Interview: Mohammed Khatib of Samidoun on Voice of Palestine about Nakba 68


Mohammed Khatib, Palestinian youth organizer in Europe and Samidoun Europe coordinator, spoke on the Voice of Palestine online radio program with co-host Hanna Kawas on Saturday, 14 May, commemorating the 68th anniversary of the Palestinian Nakba.

Voice of Palestine has been broadcast both over the air and online for 29 years, from Vancouver, Canada. This week, Khatib spoke with Kawas about Palestinian youth organizing in Europe, his experience growing up as a Palestinian refugee in Ain el-Helweh camp in Lebanon, and the meaning of the Nakba and the struggle for the right of return of Palestinian refugees.

Listen online:

Selected quotes from Khatib’s interview (transcribed by Kristian Davis Bailey of Black4Palestine)
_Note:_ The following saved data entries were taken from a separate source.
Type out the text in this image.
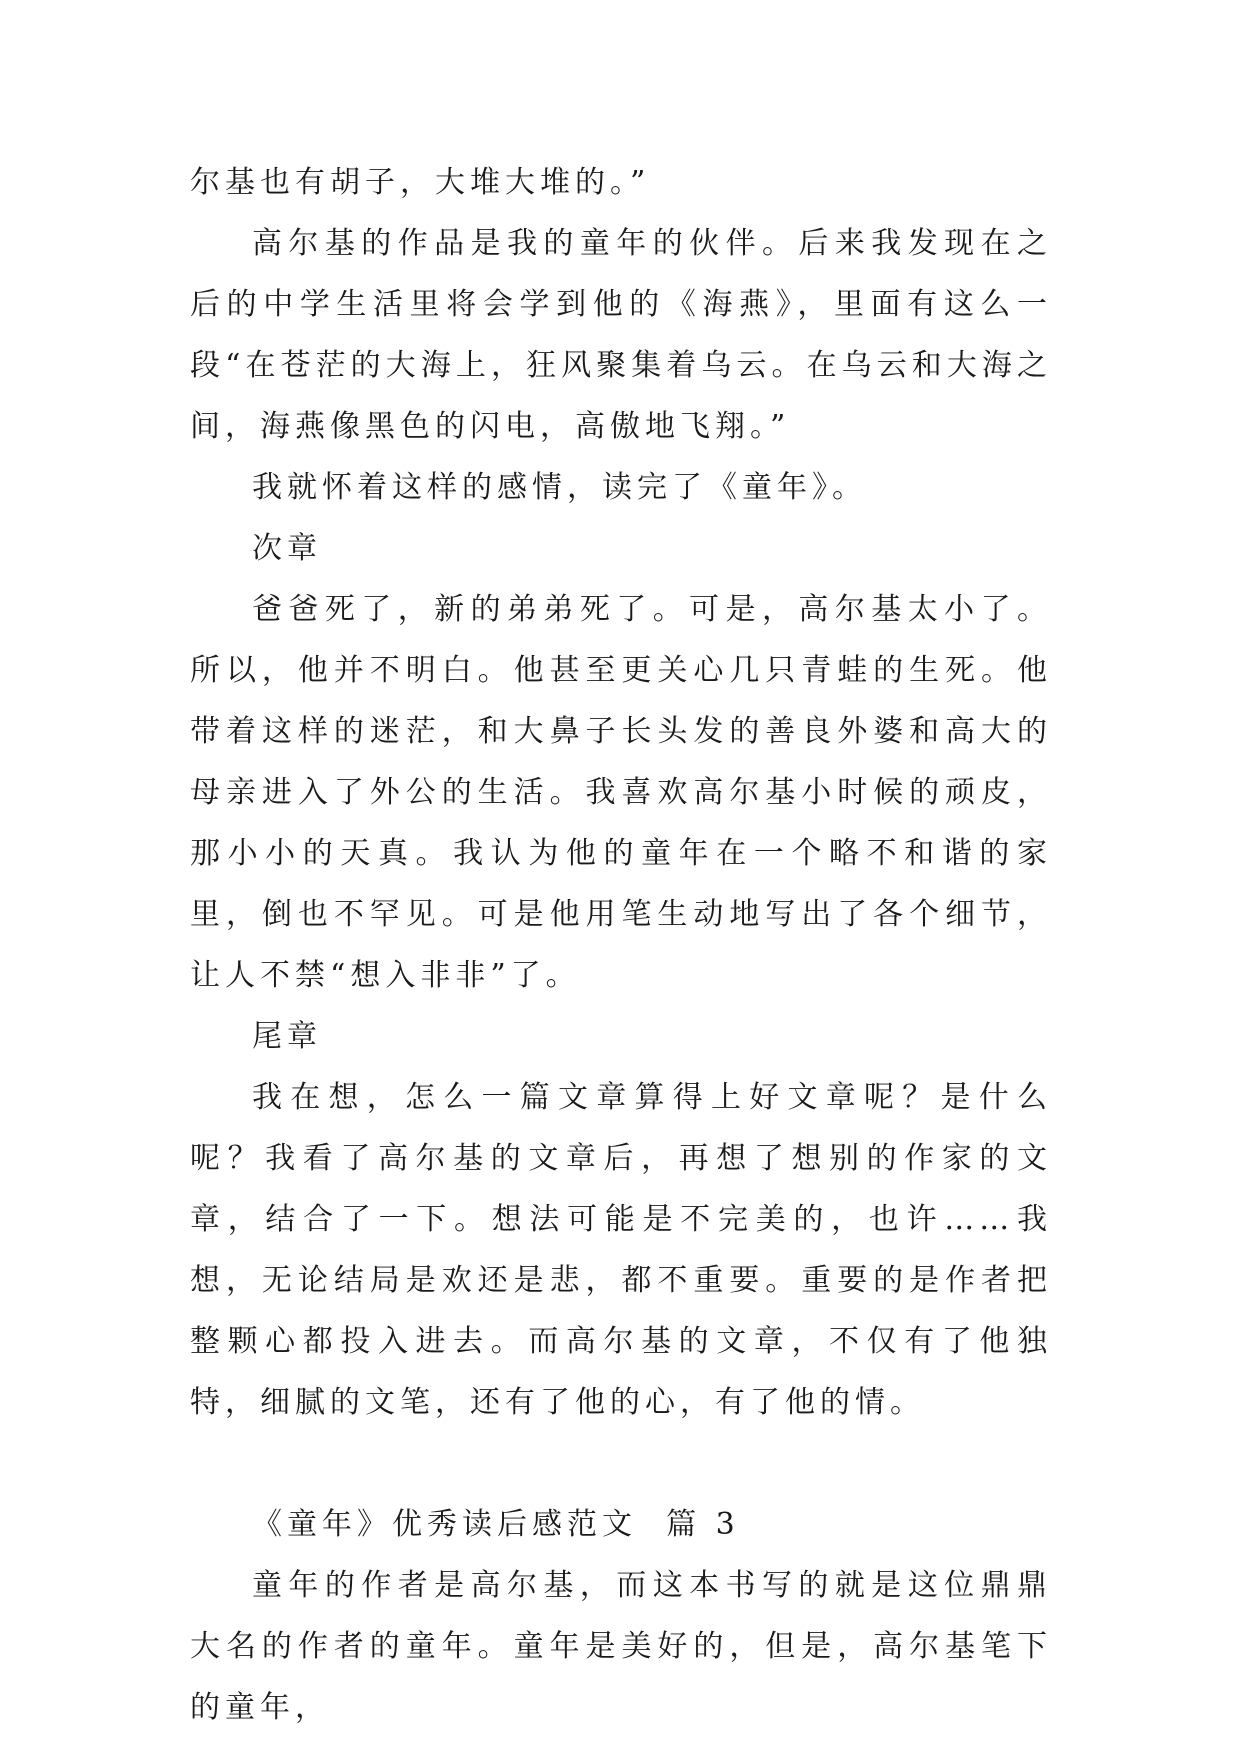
尔基也有胡子，大堆大堆的。”

高尔基的作品是我的童年的伙伴。后来我发现在之后的中学生活里将会学到他的《海燕》，里面有这么一段“在苍茫的大海上，狂风聚集着乌云。在乌云和大海之间，海燕像黑色的闪电，高傲地飞翔。”

我就怀着这样的感情，读完了《童年》。

次章

爸爸死了，新的弟弟死了。可是，高尔基太小了。所以，他并不明白。他甚至更关心几只青蛙的生死。他带着这样的迷茫，和大鼻子长头发的善良外婆和高大的母亲进入了外公的生活。我喜欢高尔基小时候的顽皮，那小小的天真。我认为他的童年在一个略不和谐的家里，倒也不罕见。可是他用笔生动地写出了各个细节，让人不禁“想入非非”了。

尾章

我在想，怎么一篇文章算得上好文章呢？是什么呢？我看了高尔基的文章后，再想了想别的作家的文章，结合了一下。想法可能是不完美的，也许……我想，无论结局是欢还是悲，都不重要。重要的是作者把整颗心都投入进去。而高尔基的文章，不仅有了他独特，细腻的文笔，还有了他的心，有了他的情。

《童年》优秀读后感范文  篇 3

童年的作者是高尔基，而这本书写的就是这位鼎鼎大名的作者的童年。童年是美好的，但是，高尔基笔下的童年，
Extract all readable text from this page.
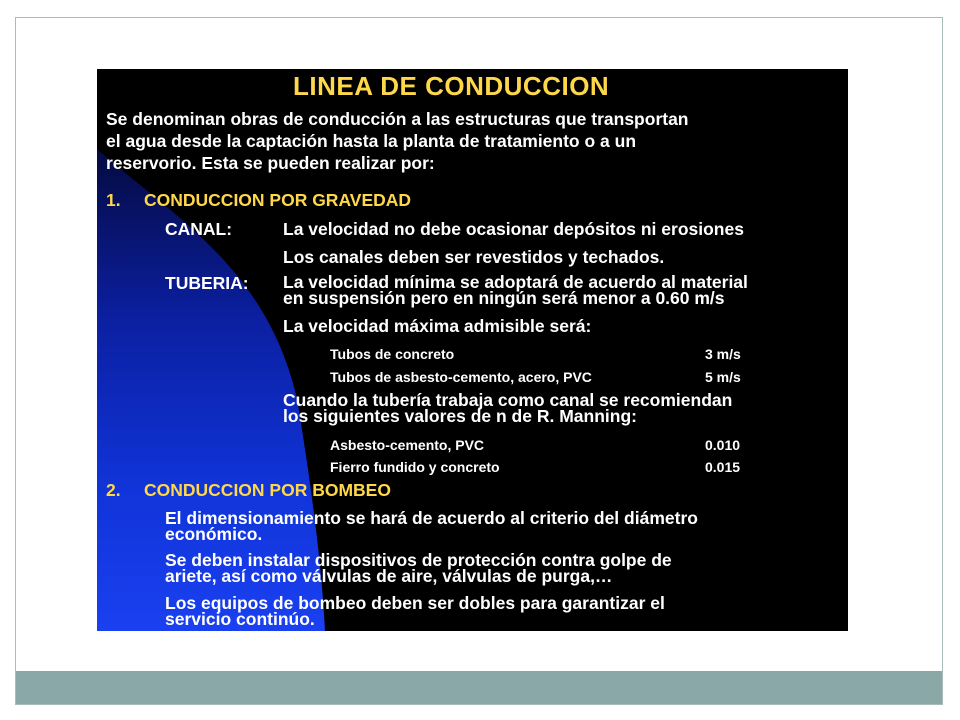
LINEA DE CONDUCCION
Se denominan obras de conducción a las estructuras que transportan
el agua desde la captación hasta la planta de tratamiento o a un
reservorio. Esta se pueden realizar por:
1. CONDUCCION POR GRAVEDAD
CANAL:	La velocidad no debe ocasionar depósitos ni erosiones
Los canales deben ser revestidos y techados.
TUBERIA: La velocidad mínima se adoptará de acuerdo al material
en suspensión pero en ningún será menor a 0.60 m/s
La velocidad máxima admisible será:
Tubos de concreto	3 m/s
Tubos de asbesto-cemento, acero, PVC	5 m/s
Cuando la tubería trabaja como canal se recomiendan
los siguientes valores de n de R. Manning:
Asbesto-cemento, PVC	0.010
Fierro fundido y concreto	0.015
2. CONDUCCION POR BOMBEO
El dimensionamiento se hará de acuerdo al criterio del diámetro
económico.
Se deben instalar dispositivos de protección contra golpe de
ariete, así como válvulas de aire, válvulas de purga,…
Los equipos de bombeo deben ser dobles para garantizar el
servicio continúo.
“I would like to mention that more than 80 percent of the population in Gaza are refugees– they are Palestinian refugees. In the West Bank 30 percent are refugees. The youth who are starting the intifada they are from Aida camp, Dheisheh camp, Jalazone camp.

The people who led the First and the Second Intifada in Gaza they are from Jabalia–they are from the camps. This class, this Palestinian class–the refugees–are the main one suffering from the occupation and they are the main ones ready to pay all that they have because have nothing to lose in confronting this occupation.”

“As a Palestinian refugee from Lebanon, who has to travel with a refugee document from the UN, I have nothing to do with this authority [the PA]. I say this as a Palestinian refugee from the outside that this authority doesn’t represent me. So they also don’t represent more than 7 million Palestinians who live in the diaspora. So who are they representing? And if they are not struggling for right of return, that means they are not representing 80 percent of the Palestinian refugees in Gaza. So who are they representing? So in reality, this authority has no authority at all.”

“The refugees should take a role from outside and this is what will make a change. We can not look for a real future and real change for Palestine without seeing the role of the Palestinian refugees from outside who are bringing the struggle from outside against our enemy. Because to be realistic, our enemy is not just in inside Israeli. We don’t see out enemy as the Jewish people who live in Tel Aviv and Haifa and the cities–our enemy is the system. I think you in the US and Canada know very well what kind of system settler colonialism is. You know the history of the indigenous people of Canada and the US. we are saying the same political reality of this regime, so our struggle should also be from the outside.”

“What you can do for us is to struggle for your rights in your country and to change your system because your system is affecting us. So any change in the US, any change in Canada – this is a change for Palestine. If the indigenous people in Canada will get their rights, this means we, the indigenous people of Palestine will be victorious. If the Black community in the US will get their rights and will lead the struggle for change in the US, this means we will be victorious.”